Furthermore, and in comparison to our study findings, in a study conducted by Li et al. to figure the diagnostic value of FNAB in combination with the use of ultrasound, it was found that the sensitivity of the ultrasound in diagnosing thyroid cancer was 86.67%, the specificity was 28.57%, the accuracy was 80.60%, while the positive predictive value was 91.23%, and the negative predictive value was 25% [1]. Additionally, Yang et al. have noted in their study that the fine needle aspiration has an accuracy percentage of 100%; however, this accuracy is only implicated in the setting of medullary thyroid carcinoma specifically if the diameter is more than 1 cm.

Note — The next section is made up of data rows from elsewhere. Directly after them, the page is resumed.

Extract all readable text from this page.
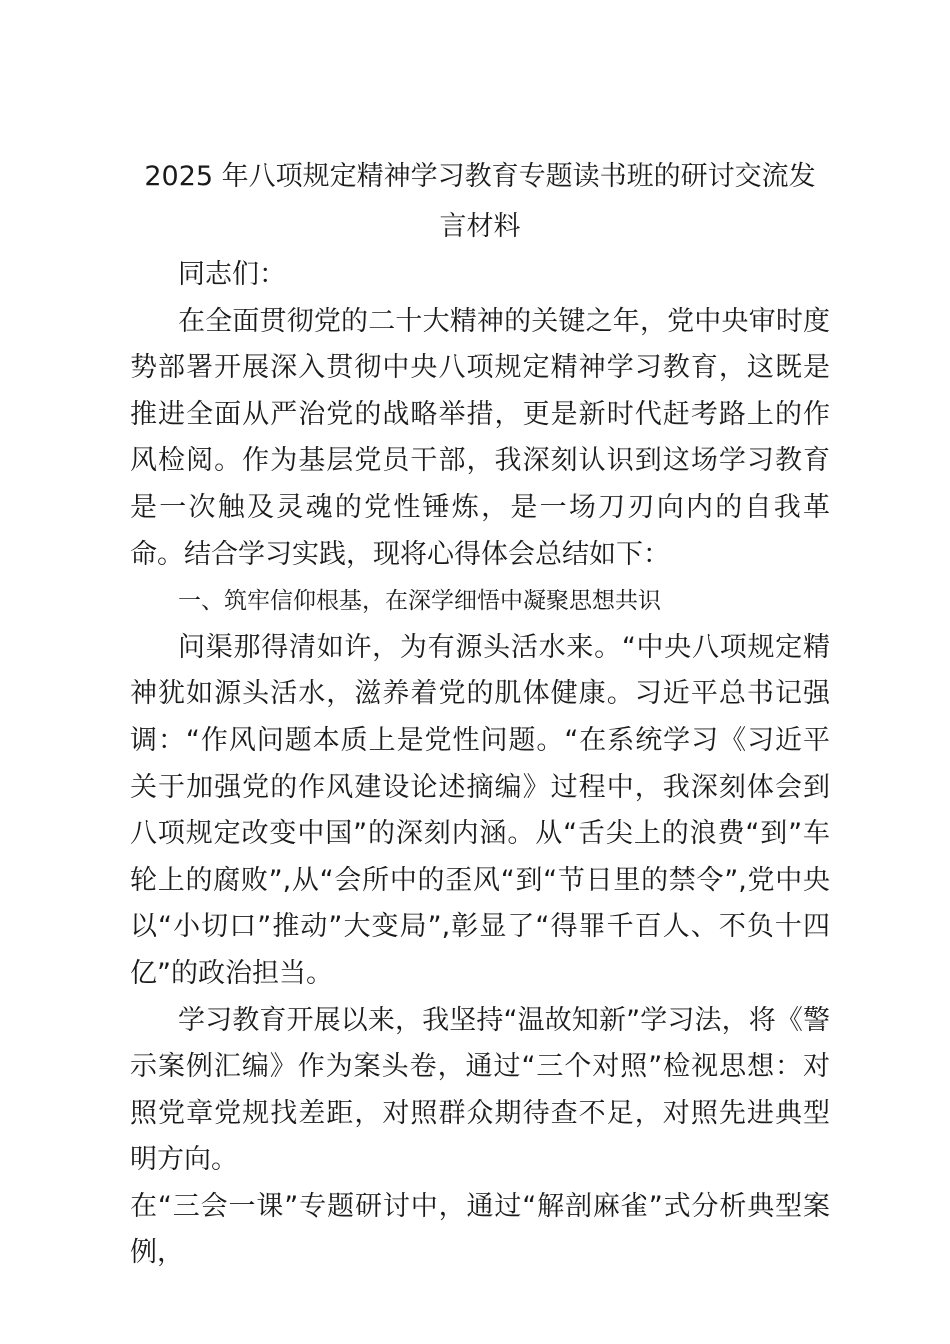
2025 年八项规定精神学习教育专题读书班的研讨交流发
言材料

同志们：

在全面贯彻党的二十大精神的关键之年，党中央审时度势部署开展深入贯彻中央八项规定精神学习教育，这既是推进全面从严治党的战略举措，更是新时代赶考路上的作风检阅。作为基层党员干部，我深刻认识到这场学习教育是一次触及灵魂的党性锤炼，是一场刀刃向内的自我革命。结合学习实践，现将心得体会总结如下：

一、筑牢信仰根基，在深学细悟中凝聚思想共识

问渠那得清如许，为有源头活水来。“中央八项规定精神犹如源头活水，滋养着党的肌体健康。习近平总书记强调：“作风问题本质上是党性问题。“在系统学习《习近平关于加强党的作风建设论述摘编》过程中，我深刻体会到八项规定改变中国”的深刻内涵。从“舌尖上的浪费“到”车轮上的腐败”,从“会所中的歪风“到“节日里的禁令”,党中央以“小切口”推动”大变局”,彰显了“得罪千百人、不负十四亿”的政治担当。

学习教育开展以来，我坚持“温故知新”学习法，将《警示案例汇编》作为案头卷，通过“三个对照”检视思想：对照党章党规找差距，对照群众期待查不足，对照先进典型明方向。

在“三会一课”专题研讨中，通过“解剖麻雀”式分析典型案例，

Moreover, if the diameter is less than 1 cm, the accuracy of the FNAB becomes 66.6% [24]. There is a published study conducted by Bahaj et al. who noted in a study on 314 subjects, the sensitivity of the fine needle aspiration is 79.8%, while the specificity was valued at 82.1%. Regarding the positive predictive value, it was found to be 74.8%, the accuracy was 84.8%, and the negative predictive value was 85.9%, which were all generally similar to our study findings [25].

Conclusively, more clinical retrospective studies should be conducted to assess the diagnostic validity of ultrasonography in detecting thyroid malignancies in order to accurately compare the different study results and asses this radiological approach.

Conclusions

In conclusion, ultrasonography using TIRADS is a very significant step in evaluating a thyroid nodule before moving on to the next step of FNAB, despite the fact that it is the gold standard method of diagnosis. Ultrasonography is highly sensitive and specific, cost-effective, and convenient to the patient. Thereby, more retrospective studies should be conducted in the future to evaluate its diagnostic accuracy.